There are a number of reasons why patients with cancer are encouraged to enroll in clinical trials, Dr. Michael J. Pishvaian explained in an interview with CURE.
“Any clinical trial where these patients are being monitored very, very closely can be of benefits to the patient and to the population at large,” said Pishvaian. Based at Sibley Memorial Hospital in Washington, D.C., he is the director of Gastrointestinal, Developmental Therapeutics and Clinical Research Programs for the Johns Hopkins Kimmel Cancer Center in the Greater Washington Area and an associate professor at the School of Medicine.
Pishvaian sat down with CURE to discuss some of the reasons why patients would enroll in clinical trials, including increased monitoring from study teams and access to new, novel therapies.
Transcript:
I always encourage patients to participate in clinical trials because there are several benefits that are a bit more subtle. One significant benefit is that patients enrolled in clinical trials are monitored much more closely. They typically have multiple study team members involved in their care. Studies have shown that patients have better outcomes when they're enrolled in a clinical trial because they have more eyes on them, so to speak, taking care of their cancer.
Of course, there's the most basic reason: many of the drugs being tested, particularly the novel therapies, are only available in clinical trials. I keep coming back to the KRAS inhibitors. It's been incredibly frustrating that none of them are FDA approved yet. So, we are, quite frankly, working hard and seeking slots to be able to place our patients on these clinical trials, anywhere in the country they can get a slot. Sometimes, it's simply an access issue that drives our desire to do clinical trials.
The other benefit of clinical trials is that we learn from them, even if the drug doesn't work for the entire group of patients. For example, there may be a trial that enrolls 100 patients, and for 97 of them, it doesn't work, but for three of them, it does. Investigating why it helped those three patients can sometimes be transformational.

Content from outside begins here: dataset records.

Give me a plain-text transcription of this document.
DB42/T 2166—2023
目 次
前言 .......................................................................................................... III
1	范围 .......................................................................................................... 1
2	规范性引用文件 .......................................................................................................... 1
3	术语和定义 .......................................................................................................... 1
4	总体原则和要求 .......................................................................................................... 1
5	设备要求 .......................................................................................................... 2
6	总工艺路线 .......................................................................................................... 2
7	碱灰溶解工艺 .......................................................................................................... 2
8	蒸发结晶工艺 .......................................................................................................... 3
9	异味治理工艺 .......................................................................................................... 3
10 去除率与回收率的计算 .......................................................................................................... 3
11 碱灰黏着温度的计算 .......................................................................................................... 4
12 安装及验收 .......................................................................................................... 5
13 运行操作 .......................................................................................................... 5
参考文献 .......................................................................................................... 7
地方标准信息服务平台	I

In fact, there's a class of drugs in lung cancer—I'll borrow from my lung cancer colleagues—that was intended for a certain type of biomarker called C-MET. It didn't work at all, but they realized that for the few patients for whom it did work, it worked amazingly well. And it turned out that those patients had a specific fusion gene called an ALK fusion, for which the drug worked remarkably well. And that really opened up a whole new avenue for therapy for lung cancer. So, any clinical trial where patients are being monitored very closely can be of benefit to both the patient and the population at large.
Transcript has been edited for clarity and conciseness.